Answer:
2 molecules of ATP and 2 molecules of NADH
Explanation:
Glycolysis is the first step of cellular respiration (break down of glucose to extract energy) which occurs in the cytoplasm. Glycolysis is a pathway common to all living organisms- prokaryotes and eukaryotes, as it does not require oxygen to occur.

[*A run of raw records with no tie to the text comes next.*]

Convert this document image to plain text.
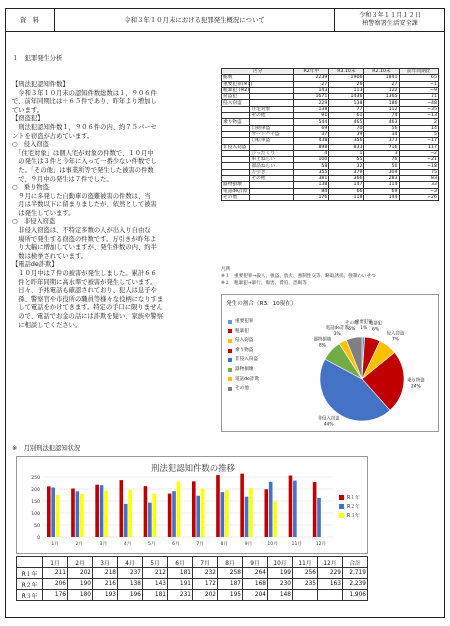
資　料	令和３年１０月末における犯罪発生概況について
令和３年１１月１２日
柏警察署生活安全課

１　犯罪発生分析

【刑法犯認知件数】
　令和３年１０月末の認知件数総数は１，９０６件
で、前年同期比は＋６５件であり、昨年より増加し
ています。
【窃盗犯】
　刑法犯認知件数１，９０６件の内、約７５パーセ
ントを窃盗が占めています。
○　侵入窃盗
　「住宅対象」は個人宅が対象の件数で、１０月中
　の発生は３件と今年に入って一番少ない件数でし
　た。「その他」は事業所等で発生した被害の件数
　で、９月中の発生は７件でした。
○　乗り物盗
　９月に多発した自動車の盗難被害の件数は、当
　月は半数以下に留まりましたが、依然として被害
　は発生しています。
○　非侵入窃盗
　非侵入窃盗は、不特定多数の人が出入り自由な
　場所で発生する窃盗の件数です。万引きが昨年よ
　り大幅に増加していますが、発生件数の内、約半
　数は検挙されています。
【電話de詐欺】
　１０月中は７件の被害が発生しました。累計６６
　件と昨年同期に高水準で被害が発生しています。
　日々、予兆電話も確認されており、犯人は息子や
　孫、警察官や市役所の職員等様々な役柄になりすま
　して電話をかけてきます。特定の手口に限りません
　ので、電話でお金の話には詐欺を疑い、家族や警察
　に相談してください。

区分		R2年中	R3.10末	R2.10末	前年同期比
総数		2239	1906	1841	65
重要犯罪(※1)		27	26	27	−1
粗暴犯 (※2)		143	113	122	−9
窃盗犯		1671	1436	1365	71
侵入窃盗		229	138	186	−48
	住宅対象	138	77	112	−35
	その他	91	61	74	−13
乗り物盗		544	465	463	2
	自動車盗	69	70	56	14
	オートバイ盗	37	39	34	5
	自転車盗	438	356	373	−17
非侵入窃盗		898	833	716	117
	ひったくり	4	1	3	−2
	車上ねらい	100	55	76	−21
	部品ねらい	58	32	50	−18
	万引き	355	379	304	75
	その他	381	366	283	83
器物損壊		138	147	114	33
電話de詐欺		84	66	69	−3
その他		176	118	144	−26
凡例
※１　重要犯罪→殺人、強盗、放火、強制性交等、略取誘拐、強制わいせつ
※２　粗暴犯→暴行、傷害、脅迫、恐喝等
発生の割合（R3．10現在）
重要犯罪
粗暴犯
侵入窃盗
乗り物盗
非侵入窃盗
器物損壊
電話de詐欺
その他
重要犯罪
1%
粗暴犯
6%
侵入窃盗
7%
乗り物盗
24%
非侵入窃盗
44%
器物損壊
8%
電話de詐欺
3%
その他
6%
※　月別刑法犯認知状況
刑法犯認知件数の推移
0
50
100
150
200
250
1月	2月	3月	4月	5月	6月	7月	8月	9月	10月	11月	12月
R１年
R２年
R３年
	1月	2月	3月	4月	5月	6月	7月	8月	9月	10月	11月	12月	合計
R１年	211	202	218	237	212	181	232	258	264	199	256	229	2,719
R２年	206	190	216	138	143	191	172	187	168	230	235	163	2,239
R３年	176	180	193	196	181	231	202	195	204	148			1,906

Glycolysis occurs in two major phases (ten steps) requiring 10 enzymes catalyzing each step; the energy-requiring phase and the energy-requiring phase.
In the energy-requiring phase, the starting molecule (glucose) gets rearranged in a series of chemical reactions, and two phosphate groups gets attached to it producing fructose-1,6-bisphosphate which is unstable, This modified sugar then splits in half due to its instability to form two different but inter-convertible phosphate-bearing three-carbon sugars (Dihydroxyacetonephosphate, DHAP and Glyceraldehyde-3-phosphate, G3P). Because the phosphates used in these steps come from 2 ATP molecules, 2 ATP molecules get used up in this phase
All the DHAP molecules get converted to G-3-P in order to enter the next phase.
In the energy-recovering phase, the 3-carbon sugar (G3P) is converted into another three-carbon molecule called pyruvate, through a series of reactions. In these reactions, two ATP and 1 NADH molecules are made. This recovery phase occurs twice (one for each of the two isomeric three-carbon sugars, DHAP and G3P). Hence, a total of 4 ATP and 2 NADH molecules are produced in this phase.
Overall, Glycolysis converts one glucose (six-carbon) molecule to two pyruvate (three-carbon) molecules and a net release of 2 ATP molecules (4 overall - 2 used) and 2 NADH molecules.